Art-U Room
Closes in 11 days
Often in art, one man's trash is another man's treasure. Art-U Room is currently showing the Vietnamese artist Vu Dan Tan's first Japanese solo exhibition, which takes paper recycling to a new level. As art materials were a scarce luxury during the Vietnam War, Vu, instead, collected discarded cigarette cartons, film boxes and candy wrappers.
Shaping this detritus with a knife and folding the pieces together, he crafted ethnic masks and animals based on Chinese and Greek mythological creatures and displayed them inside wooden cases that were commonly used by street merchants at the time. A self taught artist, the 60-year-old Vu purposely uses the original cigarette trademarks and brand designs as an integral part of the piece so that they show traces of their "former life."

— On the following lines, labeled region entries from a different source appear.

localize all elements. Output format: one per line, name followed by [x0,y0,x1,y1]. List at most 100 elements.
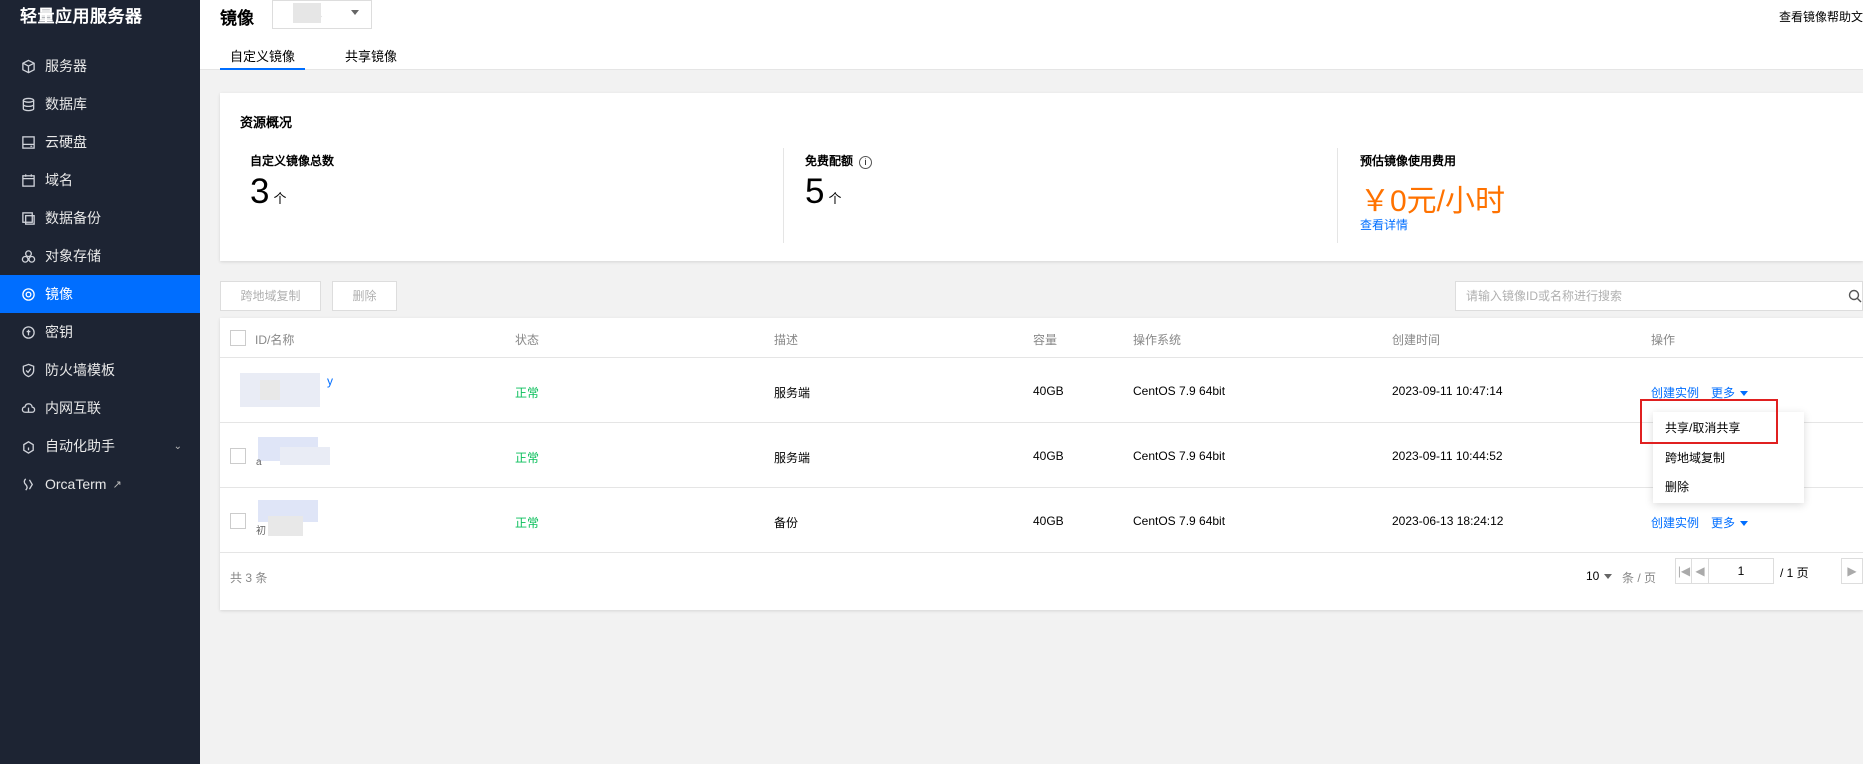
sidebar-item-object-storage[interactable]: 对象存储 [0,237,200,275]
column-header: 容量 [1033,333,1058,347]
sidebar-item-label: 防火墙模板 [45,362,115,378]
images-table: ID/名称 状态 描述 容量 操作系统 创建时间 操作 y 正常 服务端 40G… [220,318,1863,610]
image-name: a [256,457,262,468]
total-pages: / 1 页 [1780,566,1809,580]
region-select[interactable]: 3 [272,0,372,29]
copy-cross-region-menu-item[interactable]: 跨地域复制 [1665,449,1725,466]
terminal-icon [20,476,36,492]
page-size-select[interactable]: 10 [1586,569,1613,583]
capacity: 40GB [1033,514,1064,528]
sidebar-item-label: 内网互联 [45,400,101,416]
status-text: 正常 [515,516,540,530]
sidebar-item-label: 密钥 [45,324,73,340]
backup-icon [20,210,36,226]
column-header: 操作 [1651,333,1676,347]
delete-menu-item[interactable]: 删除 [1665,478,1689,495]
description: 服务端 [774,451,811,465]
chevron-down-icon [1604,574,1613,580]
calendar-icon [20,172,36,188]
chevron-down-icon [1740,521,1749,527]
delete-button[interactable]: 删除 [332,281,397,311]
status-text: 正常 [515,451,540,465]
more-menu-button[interactable]: 更多 [1711,514,1749,531]
search-icon[interactable] [1848,289,1862,303]
redacted-id [268,516,303,536]
column-header: 创建时间 [1392,333,1441,347]
table-footer: 共 3 条 10 条 / 页 |◀ ◀ 1 / 1 页 ▶ [220,546,1863,610]
copy-cross-region-button[interactable]: 跨地域复制 [220,281,321,311]
sidebar-item-servers[interactable]: 服务器 [0,47,200,85]
cloud-icon [20,400,36,416]
sidebar-item-firewall[interactable]: 防火墙模板 [0,351,200,389]
sidebar-item-key[interactable]: 密钥 [0,313,200,351]
created-time: 2023-06-13 18:24:12 [1392,514,1504,528]
stat-free-quota: 免费配额 i 5个 [775,148,1335,243]
sidebar: 轻量应用服务器 服务器 数据库 云硬盘 域名 数据备份 对象存储 镜像 密钥 防… [0,0,200,764]
stat-label: 免费配额 i [805,152,873,169]
sidebar-item-backup[interactable]: 数据备份 [0,199,200,237]
sidebar-item-label: 镜像 [45,286,73,302]
help-link[interactable]: 查看镜像帮助文 [1779,8,1863,25]
sidebar-item-label: OrcaTerm [45,476,107,492]
stat-estimated-cost: 预估镜像使用费用 ￥0元/小时 查看详情 [1330,148,1850,243]
prev-page-button[interactable]: ◀ [1691,558,1709,584]
redacted-id [280,447,330,465]
description: 服务端 [774,386,811,400]
key-icon [20,324,36,340]
next-page-button[interactable]: ▶ [1841,558,1863,584]
stat-label: 预估镜像使用费用 [1360,154,1457,168]
shield-icon [20,362,36,378]
sidebar-item-label: 数据备份 [45,210,101,226]
sidebar-item-label: 数据库 [45,96,87,112]
os: CentOS 7.9 64bit [1133,514,1226,528]
stat-value: ￥0元/小时 [1360,185,1506,218]
sidebar-item-intranet[interactable]: 内网互联 [0,389,200,427]
sidebar-item-domain[interactable]: 域名 [0,161,200,199]
column-header: 状态 [515,333,540,347]
chevron-down-icon [1740,391,1749,397]
table-header: ID/名称 状态 描述 容量 操作系统 创建时间 操作 [220,318,1863,358]
search-input[interactable] [1456,282,1862,310]
sidebar-item-automation[interactable]: 自动化助手 ⌄ [0,427,200,465]
select-all-checkbox[interactable] [230,330,246,346]
page-number-input[interactable]: 1 [1708,558,1774,584]
tab-bar: 自定义镜像 共享镜像 [220,44,437,70]
image-id-link[interactable]: y [327,374,333,388]
info-icon[interactable]: i [859,156,873,169]
total-count: 共 3 条 [230,571,268,585]
resource-overview-card: 资源概况 自定义镜像总数 3个 免费配额 i 5个 预估镜像使用费用 ￥0元/小时… [220,93,1863,261]
chevron-down-icon[interactable]: ⌄ [174,441,182,452]
column-header: 操作系统 [1133,333,1182,347]
os: CentOS 7.9 64bit [1133,449,1226,463]
sidebar-item-label: 云硬盘 [45,134,87,150]
column-header: ID/名称 [255,333,295,347]
sidebar-item-disk[interactable]: 云硬盘 [0,123,200,161]
view-details-link[interactable]: 查看详情 [1360,216,1408,233]
sidebar-item-database[interactable]: 数据库 [0,85,200,123]
page-title: 镜像 [220,9,254,28]
tab-shared-images[interactable]: 共享镜像 [335,44,407,70]
created-time: 2023-09-11 10:44:52 [1392,449,1503,463]
table-row: y 正常 服务端 40GB CentOS 7.9 64bit 2023-09-1… [220,358,1863,423]
sidebar-item-label: 域名 [45,172,73,188]
os: CentOS 7.9 64bit [1133,384,1226,398]
capacity: 40GB [1033,449,1064,463]
row-checkbox[interactable] [230,513,246,529]
status-text: 正常 [515,386,540,400]
external-link-icon: ↗ [112,478,122,491]
automation-icon [20,438,36,454]
stat-value: 5个 [805,172,842,211]
table-row: a 正常 服务端 40GB CentOS 7.9 64bit 2023-09-1… [220,423,1863,488]
overview-title: 资源概况 [240,115,293,130]
row-checkbox[interactable] [230,448,246,464]
created-time: 2023-09-11 10:47:14 [1392,384,1503,398]
create-instance-link[interactable]: 创建实例 [1651,514,1699,531]
redacted-id [260,380,280,400]
database-icon [20,96,36,112]
page-header: 镜像 3 查看镜像帮助文 自定义镜像 共享镜像 [200,0,1863,70]
sidebar-item-image[interactable]: 镜像 [0,275,200,313]
sidebar-nav: 服务器 数据库 云硬盘 域名 数据备份 对象存储 镜像 密钥 防火墙模板 内网互… [0,47,200,503]
sidebar-item-orcaterm[interactable]: OrcaTerm ↗ [0,465,200,503]
disk-icon [20,134,36,150]
tab-custom-images[interactable]: 自定义镜像 [220,44,306,70]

"Suitcases of a Pilgrim" is a comprehensive exhibition, showing a variety of works from 1992 to the present. Vu currently resides among fashion stores on Hang Bong Street in Hanoi's shopping district, and their influence has seeped into his artwork. In 2000, he ceased making masks and started crafting elaborate dresses and undergarments out of brown cardboard boxes. The wings attached to some are a reference to Vu's reoccurring theme of Icarus' flight toward the sun and fall to his death.
Vu made 30 new boxed masks specifically for the Art-U exhibition, with "Reincarnation" painted on each as he is returning to his old style. Laboriously intricate and ornate, each sculpture is an imaginative blend of traditional Vietnamese street vendor culture and art world finesse.